Я замахнулся на нее и костяшками пальцев задел ее щеку. Она стиснула зубы и затопала на меня ногами.

– Дурак! Дурак!

Мать вечно опаздывала. Она встала между нами.

– Ну, ну! В чем дело?

Я подтянул штаны и скривился в сторону Моны.

– Мне уже давно пора ужинать. Вот в чем дело. Коль скоро я содержу двух паразитических женщин, я, наверное, имею право хоть иногда что-нибудь поесть.

Я содрал с себя вонючую рубашку и швырнул ее в кресло в углу. Мона подхватила ее, поднесла к окну, открыла его и выкинула рубашку на улицу. Затем развернулась: мол, попробуй теперь что-нибудь сделать. Я не сказал ни слова, лишь холодно взглянул на нее, чтобы она осознала всю глубину моего презрения. Мать моя стояла ошеломленная, совершенно не понимая, что происходит; и за миллион лет ей бы в голову не пришло выбрасывать рубашку просто потому, что она воняет. Без единого слова я выбежал наружу и обогнул дом. Рубашка свисала с финиковой пальмы под нашим окном. Я надел ее и вернулся в квартиру. Остановился там же, где стоял раньше. Сложил на груди руки и позволил презрению свободно хлынуть с моей физиономии.

– Ну, – сказал я. – Попробуй еще разок. Чего ждешь?

– Дурак ты! – ответила Мона. – Дядя Фрэнк прав. Ты чокнутый.

– Хо. Этот! Этот осел, этот Бубус Американус! Мать пришла в ужас. Всякий раз, когда я говорил

что-то непонятное, она считала, что это имеет отношение к сексу или голым женщинам.

– Артуро! Подумать только! Твой родной дядя!

– Дядя или не дядя, я положительно отказываюсь брать свое обвинение назад. Он – Бубус Американус отныне и навсегда.
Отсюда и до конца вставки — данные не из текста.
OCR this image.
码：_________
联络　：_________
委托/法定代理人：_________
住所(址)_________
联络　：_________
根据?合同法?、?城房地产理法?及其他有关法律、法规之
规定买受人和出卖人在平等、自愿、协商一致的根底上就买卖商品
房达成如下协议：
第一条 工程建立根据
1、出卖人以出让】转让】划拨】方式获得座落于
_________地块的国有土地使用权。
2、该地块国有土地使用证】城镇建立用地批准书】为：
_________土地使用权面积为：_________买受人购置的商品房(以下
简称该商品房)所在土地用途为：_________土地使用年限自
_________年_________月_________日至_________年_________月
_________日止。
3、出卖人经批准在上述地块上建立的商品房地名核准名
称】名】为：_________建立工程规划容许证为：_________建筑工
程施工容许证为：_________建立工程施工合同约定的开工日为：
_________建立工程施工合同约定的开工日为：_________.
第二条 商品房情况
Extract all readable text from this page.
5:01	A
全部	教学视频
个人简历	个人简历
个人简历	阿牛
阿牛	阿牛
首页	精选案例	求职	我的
– Но он же твой родной дядя! Твоя плоть и кровь!

– Отношение мое неизменно. Обвинения остаются в силе.

Ужин накрыли в углу кухни. Мыться я не стал. Слишком проголодался. Я вошел и сел. Мать принесла мне чистое полотенце. Сказала, что мне следует вымыться. Я взял полотенце и положил рядом. Неохотно появилась Мона. Тоже села и попыталась вытерпеть меня на близком расстоянии. Она расстелила салфетку, и мать принесла ей тарелку супа. Но для Моны вонь оказалась чересчур. От вида супа ее замутило. Она схватилась за живот, отшвырнула салфетку и выбежала из-за стола.

– Не могу. Не могу, и всё!

– Ха! Слабаки. Бабы. Несите еду!

Затем вышла мать. Я ел в одиночестве. Доев, я закурил и откинулся на спинку стула, чтобы немного подумать о женщинах. Следовало найти лучший из всех возможных способов их уничтожить. Сомнений нет: с ними надо кончать. Я мог их сжечь, разрезать на кусочки или утопить. В конце концов, я решил, что утопить – лучше всего. Сделать это я мог с удобством, принимая ванну сам. А потом выкину останки в канализацию. И они потекут к морю, туда, где лежат мертвые крабы. Души мертвых женщин будут беседовать с душами мертвых крабов, и говорить они будут только обо мне. Слава моя упрочится. Крабы и женщины придут к одному неизбежному заключению: я – воплощенный ужас, Черный Убийца Тихоокеанского Побережья, однако ужас, почитаемый всеми, и крабами, и женщинами; жестокий герой, но герой тем не менее.

Двенадцать

После ужина я пустил в ванну воду. Еда меня удовлетворила, и я пребывал в прекрасном для казни настроении. Теплая вода сделает ее занимательнее. Пока наполнялась ванна, я вошел к себе в кабинет и заперся. Зажег свечу и поднял коробку, что скрывала моих женщин. Вот они лежат, сбившись вместе, все мои женщины, мои фаворитки, тридцать женщин, выбранных из художественных журналов, женщин не реальных, но все равно недурственных, женщин, принадлежащих мне больше, чем когда-либо станет принадлежать какая-нибудь настоящая женщина. Я свернул их и засунул под рубашку. Я вынужден пойти на это. Мона с матерью сидели в гостиной, и, чтобы попасть в ванную, нужно пройти мимо них.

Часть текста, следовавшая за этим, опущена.